There are a variety of reasons why families are often unable to attend church: sports, travel, illness, school related activities, and so much more. Often our communities have been affected by natural disasters: hurricanes, floods, tornadoes, or snow storms. These are usually isolated areas of our country depending on the circumstance. However, March 2020 (and most likely longer), communities across the United States (and world-wide) are living with a new reality of many houses of worship cancelling in-person services to protect the health of all.
It has been no surprise to me that Christian formation folks have been at the forefront in sharing resources and ideas for supporting households who are staying at home. Many ideas that have been shared are not new, but are coming to light as the need has arisen for so many. New collaborations are forming to determine new ways to use social media and virtual gatherings for worship, prayer, Bible study, and simply being present with one another as a faith community. With large thanks to Forma and my colleague Mary Hawes’ (Church of England) Growing For Growth, below is a curated list (which will be updated regularly – so you may want to bookmark this) of ways to help parents, children, and youth focus on the reality that God is with us – no matter what.
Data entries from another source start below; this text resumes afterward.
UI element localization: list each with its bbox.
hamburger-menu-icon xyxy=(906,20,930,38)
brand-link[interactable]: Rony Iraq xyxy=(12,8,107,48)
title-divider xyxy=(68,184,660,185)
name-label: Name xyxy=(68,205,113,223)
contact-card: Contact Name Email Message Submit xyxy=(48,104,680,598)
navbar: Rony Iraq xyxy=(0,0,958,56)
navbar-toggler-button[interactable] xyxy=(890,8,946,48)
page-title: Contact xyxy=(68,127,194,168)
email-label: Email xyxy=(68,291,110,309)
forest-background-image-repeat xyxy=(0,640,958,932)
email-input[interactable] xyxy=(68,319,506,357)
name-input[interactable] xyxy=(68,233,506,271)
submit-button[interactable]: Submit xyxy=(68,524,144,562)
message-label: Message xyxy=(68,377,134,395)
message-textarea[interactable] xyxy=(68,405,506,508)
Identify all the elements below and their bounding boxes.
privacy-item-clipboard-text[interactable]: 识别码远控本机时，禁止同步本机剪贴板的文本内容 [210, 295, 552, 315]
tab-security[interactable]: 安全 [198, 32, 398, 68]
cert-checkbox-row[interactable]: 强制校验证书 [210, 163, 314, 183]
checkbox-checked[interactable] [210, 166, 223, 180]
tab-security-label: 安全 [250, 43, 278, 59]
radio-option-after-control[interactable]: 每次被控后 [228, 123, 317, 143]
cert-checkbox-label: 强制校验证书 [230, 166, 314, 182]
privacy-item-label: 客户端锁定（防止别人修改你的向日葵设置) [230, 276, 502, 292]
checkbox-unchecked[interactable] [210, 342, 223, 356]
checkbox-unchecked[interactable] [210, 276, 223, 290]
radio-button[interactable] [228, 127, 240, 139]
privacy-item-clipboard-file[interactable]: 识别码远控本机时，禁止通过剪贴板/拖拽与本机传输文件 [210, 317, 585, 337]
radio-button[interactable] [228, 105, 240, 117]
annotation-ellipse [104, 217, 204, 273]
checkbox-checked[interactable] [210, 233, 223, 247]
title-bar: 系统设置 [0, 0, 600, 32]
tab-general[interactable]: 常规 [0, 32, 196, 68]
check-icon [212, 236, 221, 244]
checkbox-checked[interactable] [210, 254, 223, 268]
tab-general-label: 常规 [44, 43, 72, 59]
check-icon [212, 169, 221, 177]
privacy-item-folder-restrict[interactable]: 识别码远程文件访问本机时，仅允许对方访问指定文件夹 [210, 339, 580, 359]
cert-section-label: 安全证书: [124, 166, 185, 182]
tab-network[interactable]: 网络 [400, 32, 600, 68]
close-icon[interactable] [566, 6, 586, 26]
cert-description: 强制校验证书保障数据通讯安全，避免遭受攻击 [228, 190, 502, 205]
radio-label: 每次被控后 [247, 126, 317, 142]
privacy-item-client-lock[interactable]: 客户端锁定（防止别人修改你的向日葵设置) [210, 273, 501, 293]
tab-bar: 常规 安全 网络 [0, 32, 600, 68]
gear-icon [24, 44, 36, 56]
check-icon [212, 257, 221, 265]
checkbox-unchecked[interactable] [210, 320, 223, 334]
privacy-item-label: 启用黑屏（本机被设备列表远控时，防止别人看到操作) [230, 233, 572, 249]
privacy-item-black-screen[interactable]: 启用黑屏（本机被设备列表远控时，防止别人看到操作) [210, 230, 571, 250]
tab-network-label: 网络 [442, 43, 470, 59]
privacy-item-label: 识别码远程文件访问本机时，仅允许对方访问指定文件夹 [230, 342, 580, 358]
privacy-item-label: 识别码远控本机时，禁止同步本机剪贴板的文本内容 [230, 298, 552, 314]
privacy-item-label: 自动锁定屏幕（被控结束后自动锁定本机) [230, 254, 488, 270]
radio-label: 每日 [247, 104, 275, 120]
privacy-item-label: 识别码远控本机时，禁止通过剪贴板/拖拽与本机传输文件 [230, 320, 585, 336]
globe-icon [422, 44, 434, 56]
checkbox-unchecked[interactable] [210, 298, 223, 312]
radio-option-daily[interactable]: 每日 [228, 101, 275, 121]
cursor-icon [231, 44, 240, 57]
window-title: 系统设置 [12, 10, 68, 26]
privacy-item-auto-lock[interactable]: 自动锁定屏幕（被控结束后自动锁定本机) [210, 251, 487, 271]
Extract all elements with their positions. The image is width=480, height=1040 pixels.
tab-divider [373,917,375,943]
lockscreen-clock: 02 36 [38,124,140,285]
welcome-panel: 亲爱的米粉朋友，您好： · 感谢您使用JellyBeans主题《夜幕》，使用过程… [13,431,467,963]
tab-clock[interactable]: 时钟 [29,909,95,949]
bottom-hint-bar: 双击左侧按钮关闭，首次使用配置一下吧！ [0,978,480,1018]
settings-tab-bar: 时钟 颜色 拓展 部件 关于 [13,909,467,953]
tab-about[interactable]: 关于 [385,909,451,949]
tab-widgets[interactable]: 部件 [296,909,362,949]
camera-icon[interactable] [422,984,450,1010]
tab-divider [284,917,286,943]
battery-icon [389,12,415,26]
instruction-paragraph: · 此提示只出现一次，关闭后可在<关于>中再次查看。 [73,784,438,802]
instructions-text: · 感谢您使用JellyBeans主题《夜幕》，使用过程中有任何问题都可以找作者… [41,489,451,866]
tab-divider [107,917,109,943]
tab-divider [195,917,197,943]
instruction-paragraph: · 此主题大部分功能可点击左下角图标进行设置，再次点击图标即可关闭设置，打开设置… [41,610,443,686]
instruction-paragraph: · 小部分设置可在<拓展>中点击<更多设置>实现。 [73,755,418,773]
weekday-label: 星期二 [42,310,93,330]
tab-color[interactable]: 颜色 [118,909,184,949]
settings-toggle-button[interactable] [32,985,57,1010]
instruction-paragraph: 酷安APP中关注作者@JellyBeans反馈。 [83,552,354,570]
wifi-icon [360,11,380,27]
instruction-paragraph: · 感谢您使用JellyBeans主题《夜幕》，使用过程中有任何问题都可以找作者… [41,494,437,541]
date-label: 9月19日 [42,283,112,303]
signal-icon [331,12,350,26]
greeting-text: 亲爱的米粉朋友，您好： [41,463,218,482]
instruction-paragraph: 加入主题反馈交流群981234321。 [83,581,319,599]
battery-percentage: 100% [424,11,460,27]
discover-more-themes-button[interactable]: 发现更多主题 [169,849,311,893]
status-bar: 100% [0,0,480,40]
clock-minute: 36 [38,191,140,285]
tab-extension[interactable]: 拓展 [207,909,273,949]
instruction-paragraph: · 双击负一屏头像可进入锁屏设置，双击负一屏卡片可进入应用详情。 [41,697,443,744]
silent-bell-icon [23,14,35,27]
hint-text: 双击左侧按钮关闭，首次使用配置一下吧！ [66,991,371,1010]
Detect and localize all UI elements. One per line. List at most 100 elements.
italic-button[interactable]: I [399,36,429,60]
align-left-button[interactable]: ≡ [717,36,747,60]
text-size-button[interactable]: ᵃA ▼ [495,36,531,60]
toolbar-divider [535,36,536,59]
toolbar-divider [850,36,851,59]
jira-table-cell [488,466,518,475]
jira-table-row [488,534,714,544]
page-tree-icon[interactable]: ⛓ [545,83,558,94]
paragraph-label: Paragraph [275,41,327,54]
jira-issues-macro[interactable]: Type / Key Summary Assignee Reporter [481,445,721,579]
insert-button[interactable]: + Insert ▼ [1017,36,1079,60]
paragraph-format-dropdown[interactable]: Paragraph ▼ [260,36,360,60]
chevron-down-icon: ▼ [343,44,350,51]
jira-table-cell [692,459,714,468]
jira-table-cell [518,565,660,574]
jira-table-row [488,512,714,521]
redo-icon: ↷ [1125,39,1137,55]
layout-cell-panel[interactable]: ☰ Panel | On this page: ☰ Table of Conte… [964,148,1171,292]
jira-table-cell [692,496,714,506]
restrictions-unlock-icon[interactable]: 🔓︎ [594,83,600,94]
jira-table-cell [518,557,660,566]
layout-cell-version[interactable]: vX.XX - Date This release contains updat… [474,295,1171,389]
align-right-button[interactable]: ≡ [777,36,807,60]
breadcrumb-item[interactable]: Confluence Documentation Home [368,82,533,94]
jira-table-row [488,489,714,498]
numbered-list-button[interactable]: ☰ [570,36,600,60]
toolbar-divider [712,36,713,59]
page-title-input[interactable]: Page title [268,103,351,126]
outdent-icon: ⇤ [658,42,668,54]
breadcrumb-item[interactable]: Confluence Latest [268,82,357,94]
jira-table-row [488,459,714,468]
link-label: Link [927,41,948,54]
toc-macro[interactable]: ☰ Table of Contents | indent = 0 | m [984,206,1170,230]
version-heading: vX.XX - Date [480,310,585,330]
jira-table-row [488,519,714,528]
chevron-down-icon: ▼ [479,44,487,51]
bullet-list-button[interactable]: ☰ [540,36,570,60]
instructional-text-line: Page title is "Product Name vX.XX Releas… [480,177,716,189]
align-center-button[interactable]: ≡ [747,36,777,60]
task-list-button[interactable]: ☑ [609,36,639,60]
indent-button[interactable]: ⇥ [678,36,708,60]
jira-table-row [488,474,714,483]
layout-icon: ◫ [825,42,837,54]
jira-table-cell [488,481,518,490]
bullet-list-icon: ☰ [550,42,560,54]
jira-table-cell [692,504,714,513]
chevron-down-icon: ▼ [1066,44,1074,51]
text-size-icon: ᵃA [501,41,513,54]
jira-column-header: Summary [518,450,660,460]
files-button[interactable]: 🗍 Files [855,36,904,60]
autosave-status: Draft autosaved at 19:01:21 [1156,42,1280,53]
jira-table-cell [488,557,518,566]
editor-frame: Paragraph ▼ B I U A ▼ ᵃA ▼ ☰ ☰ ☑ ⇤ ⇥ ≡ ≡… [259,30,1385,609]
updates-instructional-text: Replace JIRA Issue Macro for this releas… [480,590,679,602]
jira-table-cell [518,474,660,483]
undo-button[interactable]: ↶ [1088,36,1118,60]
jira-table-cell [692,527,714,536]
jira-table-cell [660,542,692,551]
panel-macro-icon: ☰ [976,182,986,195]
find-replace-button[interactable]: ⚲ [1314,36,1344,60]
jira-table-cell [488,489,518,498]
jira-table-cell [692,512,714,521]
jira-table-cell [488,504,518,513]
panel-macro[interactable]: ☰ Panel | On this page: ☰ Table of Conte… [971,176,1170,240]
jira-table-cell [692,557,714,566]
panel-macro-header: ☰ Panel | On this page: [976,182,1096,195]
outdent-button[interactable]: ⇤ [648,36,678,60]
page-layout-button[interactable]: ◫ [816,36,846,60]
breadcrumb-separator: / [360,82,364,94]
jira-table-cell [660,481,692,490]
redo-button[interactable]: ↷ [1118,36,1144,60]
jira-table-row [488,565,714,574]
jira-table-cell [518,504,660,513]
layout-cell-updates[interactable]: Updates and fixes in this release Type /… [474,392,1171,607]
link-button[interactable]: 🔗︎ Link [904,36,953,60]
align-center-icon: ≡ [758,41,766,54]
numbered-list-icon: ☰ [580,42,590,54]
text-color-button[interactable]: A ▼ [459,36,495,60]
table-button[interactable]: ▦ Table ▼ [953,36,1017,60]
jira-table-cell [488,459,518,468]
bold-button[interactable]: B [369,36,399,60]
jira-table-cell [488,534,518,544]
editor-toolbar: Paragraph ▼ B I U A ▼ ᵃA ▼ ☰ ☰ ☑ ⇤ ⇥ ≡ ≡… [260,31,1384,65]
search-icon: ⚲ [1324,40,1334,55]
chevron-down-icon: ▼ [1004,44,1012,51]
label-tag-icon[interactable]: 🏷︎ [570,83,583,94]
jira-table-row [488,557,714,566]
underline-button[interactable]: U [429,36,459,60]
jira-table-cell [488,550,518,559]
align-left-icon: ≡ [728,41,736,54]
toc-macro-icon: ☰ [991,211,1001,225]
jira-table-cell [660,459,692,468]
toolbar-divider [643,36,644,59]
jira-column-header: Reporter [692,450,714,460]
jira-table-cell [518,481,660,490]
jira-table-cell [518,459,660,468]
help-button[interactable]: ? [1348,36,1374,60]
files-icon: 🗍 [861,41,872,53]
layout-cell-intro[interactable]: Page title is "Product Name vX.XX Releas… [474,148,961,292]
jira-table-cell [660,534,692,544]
You are never too young to pray. For many parents, as well as many adults, prayer does not come easily. Growing up, my parents regularly helped me learn prayers at bedtime, starting with the simple “Now I lay me down to sleep” until I knew The Lord’s Prayer and could say it on my own before bed overnight. We said grace at meals, and I learned “Be present at our table, Lord . . .” As an Episcopalian, I grew up with the Book of Common Prayer and as time went on, I learned where to find other prayers to assist me in my own prayer life. Now I don’t need a prayer book to help me pray, but is sure is nice to have a book of prayers handy with the words just don’t seem to come. After all, prayer is simply a conversation with God: Help! Thanks! Wow!
But now there is a new book out just for children and the parents, teachers, and adults who care for them so much that they want to teach them prayers and share in the experience of talking to God at all times and in all places. Jenifer Gamber and Timothy J.S. Seamans have put together a beautiful compilation of prayers (originally and familiar) that are accompanied by delightful line drawings by Perry Hodgkins Jones.
Divided into six “parts,” Common Prayer for Children and Families offers The Lord’s Prayer (in many versions) and Mealtime Prayers (new and traditional) as well as ways to pray through the day for every day of the week. There are prayers for each of the seasons of the church year as well as the ordinary events of life for one’s self, at home, at school, and at camp. There are prayers for saints past and present, as well as for the needs of the world. With a thematic index as well as a scripture index, finding just the right prayer to share with your child is now just a page away.